Wednesday, May 02, 2012

Ontario International Airport (KONT) looks awfully lonely

BY CASSIE MACDUFF

Published: 02 May 2012 06:24 PM


When my plane landed at Ontario International Airport on Monday afternoon, the twin terminals were a picture of desolation.

A single United Airlines jet was pulled up to a gate at the far west end of the terminals; a single US Airways jet, at the far east end.

Between them: eerily, gate after empty gate.

I stared from the window of my Southwest flight as we bumped along the taxiway and pulled up to a gate in the lonely middle.

Every time I fly out of or into ONT, I am struck anew by the airport’s decline. As Ontario Councilman Alan Wapner says, if something doesn’t change soon, there won’t be an Ontario airport.

It’s hard to say whether the city’s efforts to regain control from Los Angeles can succeed. The harder local-control proponents push, the more Los Angeles World Airports digs in its heels.

Last week, a candidate for Los Angeles mayor — former federal prosecutor Kevin James — issued a strongly worded opinion piece in favor of transferring control of ONT to a regional authority.

He’s considered a long-shot candidate. But maybe the frontrunners — LA Controller Wendy Greuel and Councilman Eric Garcetti — will take the hint. As James points out, it’s in LA’s interests for Inland residents to use ONT: 1.3 million fewer cars on LA freeways if people aren’t driving to LAX.

The Inland airport doesn’t seem to be on the radar of the current mayor, Antonio Villaraigosa. He’s got bigger fish to fry in Washington, D.C., and elsewhere, apparently.

On Monday, LAWA put out a cryptic news release saying ONT’s general manager, Jess Romo, will “effective immediately” report to LAWA’s chief operating officer to “align (his) expanded duties.” Meaning what? LAWA officials didn’t respond to my calls on Monday.

Roma used to manage ONT. Then LAWA added Van Nuys Airport to his duties. He now divides his time between the two airports.

That was a big clue that LAWA considers ONT unimportant. For decades, ONT had its own manager. Now it shares one with another secondary LAWA airport where the locals are also unhappy with LAWA’s stewardship.

I caught up with Romo recently when he was in San Bernardino, and asked him about efforts to bring airlines back to ONT. He mentioned cost-cutting steps such as reducing the frequency of parking shuttles and closing a remote parking lot for a savings of $2 million a year.

That hasn’t stemmed the bleeding of passengers and flights, which have been in a steady nosedive since 2007, now down to 1987 numbers.
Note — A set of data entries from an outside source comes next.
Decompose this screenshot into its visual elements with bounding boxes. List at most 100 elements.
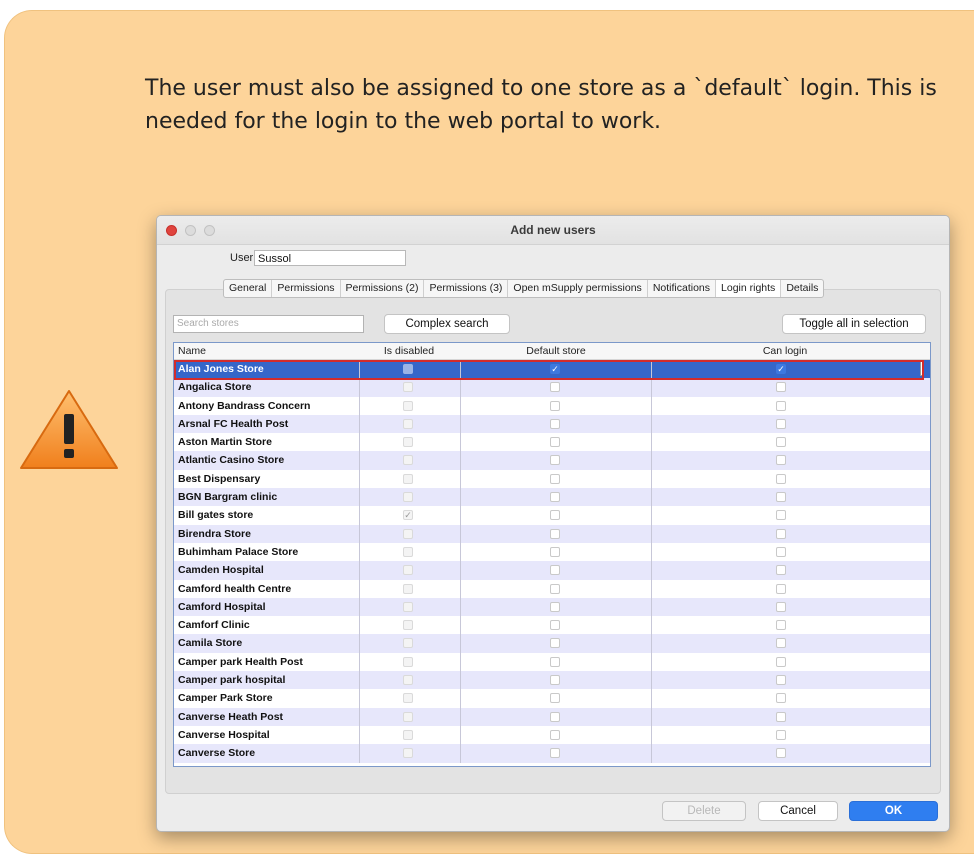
column-header-is-disabled[interactable]: Is disabled [359,343,459,359]
table-row[interactable]: Camforf Clinic [174,616,930,635]
store-name: Canverse Store [178,747,256,760]
table-row[interactable]: Camila Store [174,634,930,653]
can-login-checkbox[interactable] [776,546,786,557]
toggle-all-button[interactable]: Toggle all in selection [782,314,926,334]
user-label: User [230,252,254,264]
scrollbar-thumb[interactable] [920,361,924,376]
default-store-checkbox[interactable] [550,546,560,557]
table-row[interactable]: Canverse Heath Post [174,707,930,726]
table-row[interactable]: Atlantic Casino Store [174,451,930,470]
store-name: Bill gates store [178,509,254,522]
can-login-checkbox[interactable] [776,748,786,759]
can-login-checkbox[interactable] [776,693,786,704]
can-login-checkbox[interactable] [776,601,786,612]
complex-search-button[interactable]: Complex search [384,314,510,334]
default-store-checkbox[interactable] [550,437,560,448]
tab-permissions[interactable]: Permissions [272,280,341,297]
tab-permissions-2[interactable]: Permissions (2) [341,280,425,297]
can-login-checkbox[interactable] [776,437,786,448]
tab-notifications[interactable]: Notifications [648,280,717,297]
table-row[interactable]: Camper park hospital [174,671,930,690]
default-store-checkbox[interactable] [550,729,560,740]
default-store-checkbox[interactable] [550,400,560,411]
delete-button[interactable]: Delete [662,801,746,821]
table-row[interactable]: Buhimham Palace Store [174,542,930,562]
table-row[interactable]: Bill gates store ✓ [174,506,930,525]
can-login-checkbox[interactable] [776,711,786,722]
table-header: Name Is disabled Default store Can login [174,343,930,360]
column-header-default-store[interactable]: Default store [461,343,651,359]
default-store-checkbox[interactable] [550,693,560,704]
can-login-checkbox[interactable] [776,565,786,576]
tab-general[interactable]: General [224,280,273,297]
column-header-can-login[interactable]: Can login [652,343,918,359]
default-store-checkbox[interactable] [550,492,560,503]
can-login-checkbox[interactable] [776,400,786,411]
table-row[interactable]: Camford Hospital [174,597,930,617]
default-store-checkbox[interactable] [550,565,560,576]
can-login-checkbox[interactable] [776,418,786,429]
default-store-checkbox[interactable] [550,455,560,466]
column-divider [460,396,461,415]
can-login-checkbox[interactable] [776,675,786,686]
table-row[interactable]: Arsnal FC Health Post [174,414,930,434]
default-store-checkbox[interactable] [550,510,560,521]
tab-open-msupply-permissions[interactable]: Open mSupply permissions [508,280,648,297]
table-row[interactable]: Camper park Health Post [174,652,930,672]
can-login-checkbox[interactable] [776,729,786,740]
table-row[interactable]: Camford health Centre [174,579,930,598]
table-row[interactable]: Angalica Store [174,378,930,397]
can-login-checkbox[interactable] [776,638,786,649]
can-login-checkbox[interactable] [776,620,786,631]
default-store-checkbox[interactable] [550,583,560,594]
can-login-checkbox[interactable] [776,656,786,667]
search-stores-input[interactable]: Search stores [173,315,364,333]
can-login-checkbox[interactable] [776,492,786,503]
default-store-checkbox[interactable]: ✓ [550,364,560,374]
table-row[interactable]: Best Dispensary [174,469,930,489]
table-row[interactable]: Antony Bandrass Concern [174,396,930,415]
cancel-button[interactable]: Cancel [758,801,838,821]
table-row[interactable]: Camper Park Store [174,689,930,708]
column-divider [651,488,652,507]
table-row[interactable]: Canverse Hospital [174,725,930,745]
table-row[interactable]: Canverse Store [174,744,930,763]
table-row[interactable]: Aston Martin Store [174,433,930,452]
default-store-checkbox[interactable] [550,675,560,686]
table-row[interactable]: Birendra Store [174,524,930,543]
default-store-checkbox[interactable] [550,418,560,429]
column-header-name[interactable]: Name [178,343,206,359]
default-store-checkbox[interactable] [550,382,560,393]
can-login-checkbox[interactable] [776,583,786,594]
can-login-checkbox[interactable] [776,382,786,393]
table-row[interactable]: Camden Hospital [174,561,930,580]
default-store-checkbox[interactable] [550,711,560,722]
default-store-checkbox[interactable] [550,638,560,649]
table-row[interactable]: BGN Bargram clinic [174,488,930,507]
tab-details[interactable]: Details [781,280,823,297]
column-divider [460,725,461,745]
default-store-checkbox[interactable] [550,473,560,484]
column-divider [651,524,652,543]
store-name: Camford Hospital [178,600,266,613]
can-login-checkbox[interactable]: ✓ [776,364,786,374]
column-divider [460,652,461,672]
note-text: The user must also be assigned to one st… [145,76,937,134]
user-name-field[interactable]: Sussol [254,250,406,266]
default-store-checkbox[interactable] [550,528,560,539]
store-name: Camper park hospital [178,674,286,687]
default-store-checkbox[interactable] [550,748,560,759]
table-row[interactable]: Alan Jones Store ✓ ✓ [174,360,930,379]
tab-login-rights[interactable]: Login rights [716,280,782,297]
can-login-checkbox[interactable] [776,510,786,521]
default-store-checkbox[interactable] [550,656,560,667]
column-divider [651,396,652,415]
tab-permissions-3[interactable]: Permissions (3) [424,280,509,297]
column-divider [651,506,652,525]
can-login-checkbox[interactable] [776,473,786,484]
ok-button[interactable]: OK [849,801,938,821]
default-store-checkbox[interactable] [550,601,560,612]
default-store-checkbox[interactable] [550,620,560,631]
can-login-checkbox[interactable] [776,455,786,466]
can-login-checkbox[interactable] [776,528,786,539]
When I departed ONT five days earlier, I noticed all three exit-lane booths for the on-site parking were staffed, even though no cars were exiting. With so few customers, why not save two salaries by staffing only one booth? I wanted to ask Romo. But I couldn’t reach him Wednesday afternoon.

Meanwhile, James pointed out that LA could focus its attention on improving LAX if it gave up control of ONT. It has an offer from Ontario on the table: $50 million for LA’s general fund. Why wait for the situation to get even worse?